Member of the Pennsylvania House of Representatives from the 80th district
- In office January 5, 1993 – January 6, 2015
- Preceded by: Edwin G. Johnson
- Succeeded by: Judy Ward

Personal details
- Born: January 11, 1955 Roaring Spring, Pennsylvania
- Died: December 11, 2024 (aged 69)
- Party: Republican
- Spouse: Susan E. Stern
- Alma mater: Penn State Altoona

= Jerry Stern =

American politician

Jerry Allen Stern (January 11, 1955 – December 11, 2024) was a former member of the Pennsylvania House of Representatives from the 80th District first elected in 1992.

==Career==
Prior to his election to the House, Stern was elected as Blair County Prothonotary and Clerk of Courts after serving as Deputy Prothonotary from 1982 to 1989.

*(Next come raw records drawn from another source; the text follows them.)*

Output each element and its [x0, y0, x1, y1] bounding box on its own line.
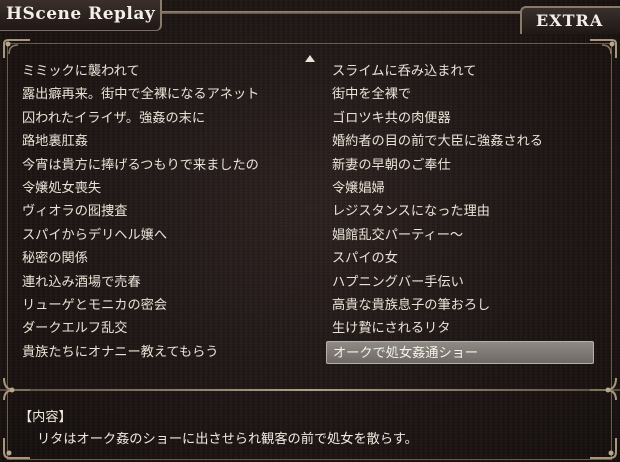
extra-tab-label: EXTRA — [536, 11, 604, 30]
replay-item[interactable]: 秘密の関係 — [20, 247, 310, 270]
replay-item[interactable]: リューゲとモニカの密会 — [20, 294, 310, 317]
replay-item[interactable]: 露出癖再来。街中で全裸になるアネット — [20, 83, 310, 106]
replay-item[interactable]: ゴロツキ共の肉便器 — [330, 107, 620, 130]
header-tab-plate: EXTRA — [520, 6, 620, 34]
replay-item[interactable]: 囚われたイライザ。強姦の末に — [20, 107, 310, 130]
ornate-corner-icon — [590, 39, 617, 58]
replay-item[interactable]: 貴族たちにオナニー教えてもらう — [20, 341, 310, 364]
replay-item[interactable]: 新妻の早朝のご奉仕 — [330, 154, 620, 177]
ornate-corner-icon — [590, 438, 617, 459]
info-divider — [0, 389, 620, 391]
replay-item[interactable]: ヴィオラの囮捜査 — [20, 200, 310, 223]
screen-title: HScene Replay — [6, 4, 156, 24]
replay-item[interactable]: 今宵は貴方に捧げるつもりで来ましたの — [20, 154, 310, 177]
info-label: 【内容】 — [19, 410, 72, 425]
ornate-corner-icon — [3, 377, 30, 401]
replay-item[interactable]: 街中を全裸で — [330, 83, 620, 106]
replay-item[interactable]: スパイからデリヘル嬢へ — [20, 224, 310, 247]
replay-item[interactable]: 連れ込み酒場で売春 — [20, 271, 310, 294]
replay-item[interactable]: 令嬢処女喪失 — [20, 177, 310, 200]
replay-item[interactable]: スパイの女 — [330, 247, 620, 270]
info-description: リタはオーク姦のショーに出させられ観客の前で処女を散らす。 — [37, 432, 418, 447]
header-rule — [158, 11, 522, 14]
ornate-corner-icon — [3, 39, 30, 58]
replay-item[interactable]: ダークエルフ乱交 — [20, 317, 310, 340]
replay-item[interactable]: 生け贄にされるリタ — [330, 317, 620, 340]
replay-item[interactable]: 路地裏肛姦 — [20, 130, 310, 153]
ornate-corner-icon — [3, 438, 30, 459]
replay-item[interactable]: 令嬢娼婦 — [330, 177, 620, 200]
replay-item[interactable]: 高貴な貴族息子の筆おろし — [330, 294, 620, 317]
replay-list-right: スライムに呑み込まれて 街中を全裸で ゴロツキ共の肉便器 婚約者の目の前で大臣に… — [326, 60, 620, 365]
replay-item-selected[interactable]: オークで処女姦通ショー — [326, 340, 594, 365]
replay-item[interactable]: 婚約者の目の前で大臣に強姦される — [330, 130, 620, 153]
ornate-corner-icon — [590, 377, 617, 401]
replay-item[interactable]: スライムに呑み込まれて — [330, 60, 620, 83]
replay-list-left: ミミックに襲われて 露出癖再来。街中で全裸になるアネット 囚われたイライザ。強姦… — [20, 60, 310, 364]
replay-item[interactable]: レジスタンスになった理由 — [330, 200, 620, 223]
replay-item[interactable]: ハプニングバー手伝い — [330, 271, 620, 294]
header-title-plate: HScene Replay — [0, 0, 162, 31]
replay-item[interactable]: 娼館乱交パーティー～ — [330, 224, 620, 247]
replay-item[interactable]: ミミックに襲われて — [20, 60, 310, 83]
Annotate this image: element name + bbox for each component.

In the legislature, Stern was appointed to the Subcommittee on Military and Veterans Facilities. He also served on the Agricultural and Rural Affairs and Children and Youth Committees.

==Personal==
Stern was a member of the Martinsburg Sportsmen's Association, Blair County Chamber of Commerce and Blair County Farm Bureau. He also sat on the Board of Directors for Hollidaysburg American Legion Ambulance Service, Inc.

He and his wife lived in the Martinsburg area with their two children.

Stern died at his residence on December 11, 2024.

== Legacy ==
In 2025, a section of Pennsylvania Route 164 was renamed to the Jerry A. Stern Memorial Highway. Also in 2025, Mayor of Martinsburg Richard Brantner Sr declared September 18 "Jerry Stern Day" for the borough.